Holloway endangers the whole crew by taking off his helmet and potentially exposing everyone to unknown pathogens. Shaw and Ford endanger the whole crew by bringing aboard the alien head and poking and prodding it without being in a quarantine room (they eventually get it in one seconds before it explodes) or even wearing hazmat suits. The computer says "no pathogens," but you're dealing with a completely unknown situation that leaves it open to overlooking things - like exploding heads.
 
Weyland's desire to meet the aliens, to ask for more life, THAT makes sense....

Actually, even that doesn't make much sense. Prior to the launch of the mission the movie presents no information to even remotely suggest that the beings depicted in the cave paintings are our creators.

Aliens from another world, yes, definitely, but not the slightest scrap or clue that these beings made us and have the ability to prolong human life.

Someone, presumably Shaw, jumps to the conclusion that these aliens created us. She somehow manages to convince others of this, including Weyland. How I don't know, as she has no evidence. I guess she just chose to believe, and Weyland inexplicably chose to believe her.

So perhaps it all makes sense. Weyland was a senile old fool who gathered together a group of clueless idiots on a fool's errand of epic proportions.

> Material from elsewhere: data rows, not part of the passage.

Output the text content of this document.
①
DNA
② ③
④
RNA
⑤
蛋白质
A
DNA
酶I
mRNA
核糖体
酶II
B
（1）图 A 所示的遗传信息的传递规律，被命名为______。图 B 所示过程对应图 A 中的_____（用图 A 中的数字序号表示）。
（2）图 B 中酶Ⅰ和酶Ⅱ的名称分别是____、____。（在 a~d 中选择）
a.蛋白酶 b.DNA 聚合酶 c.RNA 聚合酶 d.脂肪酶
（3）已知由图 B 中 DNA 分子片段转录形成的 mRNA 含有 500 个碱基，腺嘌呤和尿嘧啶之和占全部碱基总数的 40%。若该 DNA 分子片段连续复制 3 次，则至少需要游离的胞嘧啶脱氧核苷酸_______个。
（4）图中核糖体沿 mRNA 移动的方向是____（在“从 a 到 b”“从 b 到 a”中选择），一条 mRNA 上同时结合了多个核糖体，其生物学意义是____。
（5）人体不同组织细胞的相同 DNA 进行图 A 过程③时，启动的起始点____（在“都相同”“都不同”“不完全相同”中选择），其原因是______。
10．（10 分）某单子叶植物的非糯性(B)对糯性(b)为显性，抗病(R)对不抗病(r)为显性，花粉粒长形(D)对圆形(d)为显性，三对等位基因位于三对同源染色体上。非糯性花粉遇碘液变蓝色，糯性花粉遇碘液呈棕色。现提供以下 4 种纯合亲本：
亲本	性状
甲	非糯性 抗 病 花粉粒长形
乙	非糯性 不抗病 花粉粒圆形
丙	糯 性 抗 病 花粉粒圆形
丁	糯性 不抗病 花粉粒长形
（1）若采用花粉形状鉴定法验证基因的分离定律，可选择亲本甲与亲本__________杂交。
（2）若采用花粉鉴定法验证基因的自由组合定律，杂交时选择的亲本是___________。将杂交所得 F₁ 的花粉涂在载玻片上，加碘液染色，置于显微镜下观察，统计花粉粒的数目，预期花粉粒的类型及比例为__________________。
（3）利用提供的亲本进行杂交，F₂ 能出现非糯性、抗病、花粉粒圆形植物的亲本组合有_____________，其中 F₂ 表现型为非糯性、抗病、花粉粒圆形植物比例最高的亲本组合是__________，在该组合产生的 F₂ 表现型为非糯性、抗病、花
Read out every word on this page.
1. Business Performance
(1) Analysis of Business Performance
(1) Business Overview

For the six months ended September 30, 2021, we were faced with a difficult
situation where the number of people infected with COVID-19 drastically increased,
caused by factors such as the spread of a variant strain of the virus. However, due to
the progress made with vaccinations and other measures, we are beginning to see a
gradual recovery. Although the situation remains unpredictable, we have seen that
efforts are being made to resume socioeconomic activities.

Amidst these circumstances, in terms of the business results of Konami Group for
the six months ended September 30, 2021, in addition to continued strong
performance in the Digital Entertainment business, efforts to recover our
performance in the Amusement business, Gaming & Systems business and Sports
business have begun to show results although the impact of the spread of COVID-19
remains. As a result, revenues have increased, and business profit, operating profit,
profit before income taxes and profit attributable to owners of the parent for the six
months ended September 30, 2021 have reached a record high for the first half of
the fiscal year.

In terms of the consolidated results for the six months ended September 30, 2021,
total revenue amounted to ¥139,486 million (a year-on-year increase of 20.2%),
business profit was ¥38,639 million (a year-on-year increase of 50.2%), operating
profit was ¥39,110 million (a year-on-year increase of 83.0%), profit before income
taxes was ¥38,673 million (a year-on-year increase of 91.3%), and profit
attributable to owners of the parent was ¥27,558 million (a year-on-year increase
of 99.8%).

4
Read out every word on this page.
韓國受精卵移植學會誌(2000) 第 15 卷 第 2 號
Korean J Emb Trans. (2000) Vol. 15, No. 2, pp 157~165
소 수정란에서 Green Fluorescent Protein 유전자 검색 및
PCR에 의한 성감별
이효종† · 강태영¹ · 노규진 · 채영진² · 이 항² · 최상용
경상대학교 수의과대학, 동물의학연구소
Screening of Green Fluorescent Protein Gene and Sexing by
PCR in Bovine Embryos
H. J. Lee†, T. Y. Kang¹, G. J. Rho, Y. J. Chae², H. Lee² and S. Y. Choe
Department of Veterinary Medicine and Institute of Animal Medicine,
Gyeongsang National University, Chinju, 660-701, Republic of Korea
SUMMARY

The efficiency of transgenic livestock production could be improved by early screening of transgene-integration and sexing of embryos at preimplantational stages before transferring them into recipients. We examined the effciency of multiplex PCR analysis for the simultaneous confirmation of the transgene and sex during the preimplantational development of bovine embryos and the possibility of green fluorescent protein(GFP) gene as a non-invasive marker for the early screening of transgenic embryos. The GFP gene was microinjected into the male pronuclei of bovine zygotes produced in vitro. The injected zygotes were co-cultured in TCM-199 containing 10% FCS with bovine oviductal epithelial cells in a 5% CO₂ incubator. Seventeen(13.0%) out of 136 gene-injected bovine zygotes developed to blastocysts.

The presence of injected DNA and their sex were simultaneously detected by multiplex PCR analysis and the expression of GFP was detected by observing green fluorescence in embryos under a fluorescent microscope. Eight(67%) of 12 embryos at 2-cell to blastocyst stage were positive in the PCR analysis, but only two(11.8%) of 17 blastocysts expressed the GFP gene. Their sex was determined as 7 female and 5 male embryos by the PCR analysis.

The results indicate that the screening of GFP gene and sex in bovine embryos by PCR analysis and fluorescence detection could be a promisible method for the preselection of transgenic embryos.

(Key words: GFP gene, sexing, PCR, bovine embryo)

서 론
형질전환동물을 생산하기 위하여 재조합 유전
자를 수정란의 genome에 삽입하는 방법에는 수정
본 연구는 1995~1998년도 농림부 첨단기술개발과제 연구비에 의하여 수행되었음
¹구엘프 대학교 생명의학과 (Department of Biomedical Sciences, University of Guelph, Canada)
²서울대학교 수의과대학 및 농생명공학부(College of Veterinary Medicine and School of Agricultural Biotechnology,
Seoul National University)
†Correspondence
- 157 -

I should clarify: it makes sense as a MOTIVATION to go... It's still a jump, but... as a desire, I get it.

That's who goes on these missions: Besides the occasional motivated specialist, it's people without options. People owned by The Company. People with nothing to go back to.

That doesn't mean they need to be stupid. People without options can still be GOOD at their jobs.
 
Janek set his ship down on an unknown alien planet at the front door of a temple of an unknown alien species, all without testing the atmosphere, scouting the surface for good landing sites capable of supporting the weight of his ship or devoid of dangerous storms (like the one they encountered on their first day), or first trying to make rudimentary contact with the aliens using David's knowledge of their language. Janek abandoned his post to go on a booty call while two of his crew were stuck in the alien temple and there were anomalous life signs showing up. Janek comes across as competent because everything initially worked out and he made a brave and selfless sacrifice in the end, but he kind of sucked at his job too.
He also sat the ship down basically almost on a giant hangar bay door. If he'd sat it down a bit closer to the alien temple, his ship would've just fall down when the alien ship took off.